Tendrás que perdonarme —admite, ruborizándose.

—¿Cómo te llamas?

—pregunta él.

—Juniper, ¿y tú, señor?

—Alec —sonríe él—.

No hay necesidad de disculparte, Juniper, somos llamas de sangre.

Eso significa que estamos destinados a estar juntos —dice.

—¿Llamas de sangre?

—pregunta ella, curiosa.

—Sí, llamas de sangre —Alec acaricia su mejilla—.

Cuando nos tocamos se siente mágico, como nada que hayas sentido antes.

Una vez que nos encontramos, tenemos deseos de estar cerca el uno del otro, alejarnos uno del otro causa dolor e incluso muerte si no somos cuidadosos.

Fuimos elegidos por los dioses para estar juntos.

—¿Estábamos destinados el uno para el otro?

—ella pregunta, dando un paso más cerca de él.

—Sí —dice él, mostrando sus colmillos con una sonrisa.

Juniper exhala y da un paso atrás.

—¿Tienes colmillos?

¿Y tus ojos eran rojos como el fuego cuando te vi por primera vez?

—Eso es porque no soy humano —dice él en voz baja.

—¿No eres humano?

—Ella se detiene un minuto, luego jadea una vez más—.

¿Los animales nocturnos, los que devoran a las personas y dejan heridas en sus cuellos?

—Criaturas de la noche es una forma de describirnos, pero preferimos la palabra vampiro, mi amor —dice él con una sonrisa.

—¿Por qué estás matando a las personas?

—ella pregunta.

—Sobrevivimos consumiendo sangre —la sangre humana sabe mejor, sin embargo, bebemos de animales la mayoría del tiempo para limitar el número de bajas humanas, y las personas que terminamos matando no son precisamente personas encantadoras.

Han violado, asesinado o chantajeado a gente.

—Yo tampoco soy humana —admite Juniper—.

Soy una bruja, y la gente en el valle me está buscando.

Así es como terminé en el bosque.

Si me descubren, me quemarán en la hoguera, Alec —solloza, mientras Alec la atrae hacia su pecho y la consuela—.

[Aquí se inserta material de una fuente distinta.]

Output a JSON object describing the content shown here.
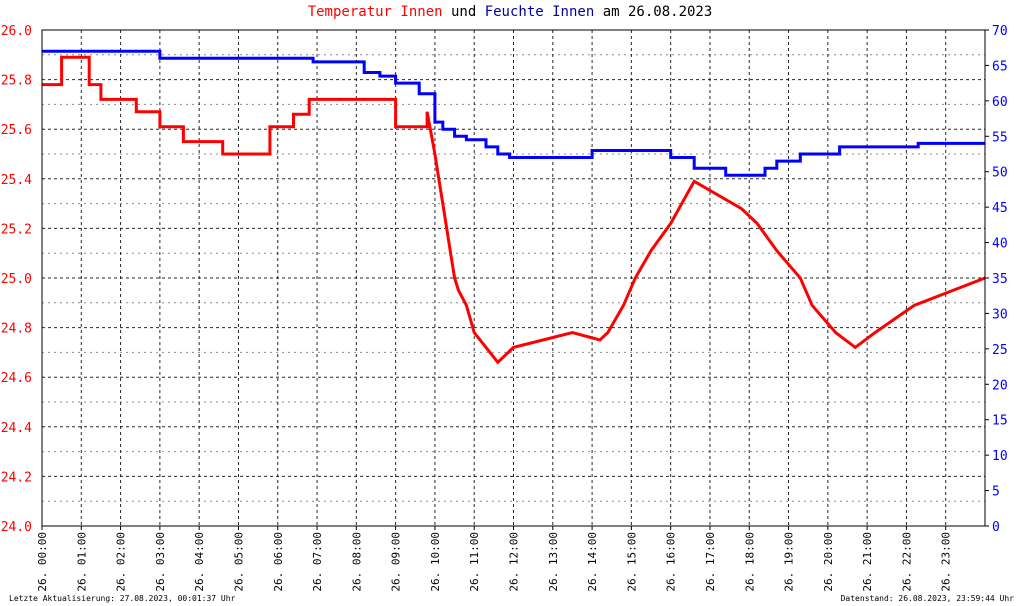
{
  "title": {
    "part1": "Temperatur Innen",
    "part2": " und ",
    "part3": "Feuchte Innen",
    "part4": " am 26.08.2023"
  },
  "footer": {
    "left": "Letzte Aktualisierung: 27.08.2023, 00:01:37 Uhr",
    "right": "Datenstand: 26.08.2023, 23:59:44 Uhr"
  },
  "colors": {
    "temperature": "#ff0000",
    "humidity": "#0000ff",
    "left_axis": "#ff0000",
    "right_axis": "#0000ff",
    "grid": "#000000"
  },
  "chart_data": {
    "type": "line",
    "x_range": [
      0,
      24
    ],
    "x_tick_labels": [
      "26. 00:00",
      "26. 01:00",
      "26. 02:00",
      "26. 03:00",
      "26. 04:00",
      "26. 05:00",
      "26. 06:00",
      "26. 07:00",
      "26. 08:00",
      "26. 09:00",
      "26. 10:00",
      "26. 11:00",
      "26. 12:00",
      "26. 13:00",
      "26. 14:00",
      "26. 15:00",
      "26. 16:00",
      "26. 17:00",
      "26. 18:00",
      "26. 19:00",
      "26. 20:00",
      "26. 21:00",
      "26. 22:00",
      "26. 23:00"
    ],
    "y_left": {
      "range": [
        24.0,
        26.0
      ],
      "ticks": [
        "24.0",
        "24.2",
        "24.4",
        "24.6",
        "24.8",
        "25.0",
        "25.2",
        "25.4",
        "25.6",
        "25.8",
        "26.0"
      ]
    },
    "y_right": {
      "range": [
        0,
        70
      ],
      "ticks": [
        "0",
        "5",
        "10",
        "15",
        "20",
        "25",
        "30",
        "35",
        "40",
        "45",
        "50",
        "55",
        "60",
        "65",
        "70"
      ]
    },
    "grid": true,
    "series": [
      {
        "name": "Temperatur Innen",
        "axis": "left",
        "x": [
          0,
          0.5,
          0.5,
          1.2,
          1.2,
          1.5,
          1.5,
          2.4,
          2.4,
          3.0,
          3.0,
          3.6,
          3.6,
          4.6,
          4.6,
          5.8,
          5.8,
          6.4,
          6.4,
          6.8,
          6.8,
          9.0,
          9.0,
          9.8,
          9.8,
          10.0,
          10.1,
          10.2,
          10.3,
          10.4,
          10.5,
          10.6,
          10.8,
          10.8,
          11.0,
          11.0,
          11.3,
          11.3,
          11.6,
          11.6,
          12.0,
          12.0,
          13.0,
          13.0,
          13.5,
          13.5,
          14.2,
          14.2,
          14.4,
          14.4,
          14.8,
          14.8,
          15.1,
          15.1,
          15.5,
          15.5,
          16.0,
          16.0,
          16.6,
          16.6,
          17.8,
          17.8,
          18.2,
          18.2,
          18.7,
          18.7,
          19.3,
          19.3,
          19.6,
          19.6,
          20.2,
          20.2,
          20.7,
          20.7,
          21.2,
          21.2,
          22.2,
          22.2,
          24.0
        ],
        "y": [
          25.78,
          25.78,
          25.89,
          25.89,
          25.78,
          25.78,
          25.72,
          25.72,
          25.67,
          25.67,
          25.61,
          25.61,
          25.55,
          25.55,
          25.5,
          25.5,
          25.61,
          25.61,
          25.66,
          25.66,
          25.72,
          25.72,
          25.61,
          25.61,
          25.67,
          25.5,
          25.4,
          25.3,
          25.2,
          25.1,
          25.0,
          24.95,
          24.89,
          24.89,
          24.78,
          24.78,
          24.72,
          24.72,
          24.66,
          24.66,
          24.72,
          24.72,
          24.76,
          24.76,
          24.78,
          24.78,
          24.75,
          24.75,
          24.78,
          24.78,
          24.89,
          24.89,
          25.0,
          25.0,
          25.11,
          25.11,
          25.22,
          25.22,
          25.39,
          25.39,
          25.28,
          25.28,
          25.22,
          25.22,
          25.11,
          25.11,
          25.0,
          25.0,
          24.89,
          24.89,
          24.78,
          24.78,
          24.72,
          24.72,
          24.78,
          24.78,
          24.89,
          24.89,
          25.0
        ]
      },
      {
        "name": "Feuchte Innen",
        "axis": "right",
        "x": [
          0,
          3.0,
          3.0,
          6.9,
          6.9,
          8.2,
          8.2,
          8.6,
          8.6,
          9.0,
          9.0,
          9.6,
          9.6,
          10.0,
          10.0,
          10.2,
          10.2,
          10.5,
          10.5,
          10.8,
          10.8,
          11.3,
          11.3,
          11.6,
          11.6,
          11.9,
          11.9,
          14.0,
          14.0,
          16.0,
          16.0,
          16.6,
          16.6,
          17.4,
          17.4,
          18.4,
          18.4,
          18.7,
          18.7,
          19.3,
          19.3,
          20.3,
          20.3,
          22.3,
          22.3,
          24.0
        ],
        "y": [
          67.0,
          67.0,
          66.0,
          66.0,
          65.5,
          65.5,
          64.0,
          64.0,
          63.5,
          63.5,
          62.5,
          62.5,
          61.0,
          61.0,
          57.0,
          57.0,
          56.0,
          56.0,
          55.0,
          55.0,
          54.5,
          54.5,
          53.5,
          53.5,
          52.5,
          52.5,
          52.0,
          52.0,
          53.0,
          53.0,
          52.0,
          52.0,
          50.5,
          50.5,
          49.5,
          49.5,
          50.5,
          50.5,
          51.5,
          51.5,
          52.5,
          52.5,
          53.5,
          53.5,
          54.0,
          54.0
        ]
      }
    ]
  }
}
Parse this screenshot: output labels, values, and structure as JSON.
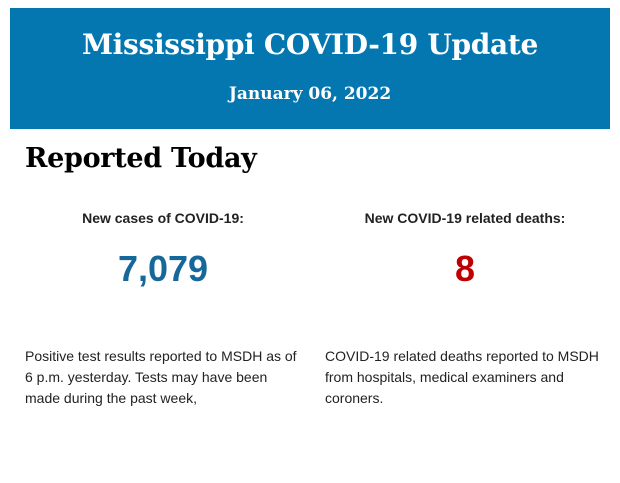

No pueden lastimarte si te quedas conmigo, Juniper, mi querida —dice él.

—Vivo con mi abuela en una cabaña en el pueblo allí —necesito verla, necesito llevarla con nosotros —suplica ella.

—¿Sería demasiado peligroso regresar a la cabaña?

—se pregunta él.

—Iré al amanecer, si no hay guardias o hombres cerca de la cabaña me colaré y la llevaré —explica su plan.

—¿No puedo llevarla por ti ahora, mientras aún es de noche?

—La multitud ya estará allí, con antorchas encendidas y aún más hombres —no puedo dejar que te hagan daño, Alec —declara.

—Soy Alec, el rey vampiro, y los destruiré a todos antes de que parpadeen —declara, con un aura tremenda emitiendo de él.

—¿Eres un rey?

—Juniper se sorprende.

—Sí, y tú serás la reina —responde él con admiración.

—No puedes matar a las personas, Alec.

Ellos solo están asustados de las brujas; una vez que se den cuenta de que somos inofensivos y solo queremos ayudarlos a prosperar y curar sus enfermedades, dejarán de cazarnos y quemarnos en la hoguera.

Esperemos al menos hasta que los hombres hayan registrado la casa de mi abuela.

Cuando se den cuenta de que no estoy allí, se irán y podremos llevar a mi abuela y escapar de este lugar.

—¿No sería más fácil simplemente matarlos?

—Estoy segura de que sería, Alec, pero no somos monstruos —replica ella, haciendo sonreír a Alec al dulce y amorosa bruja frente a él, sabiendo lo afortunado que es porque los dioses la eligieron sólo para él.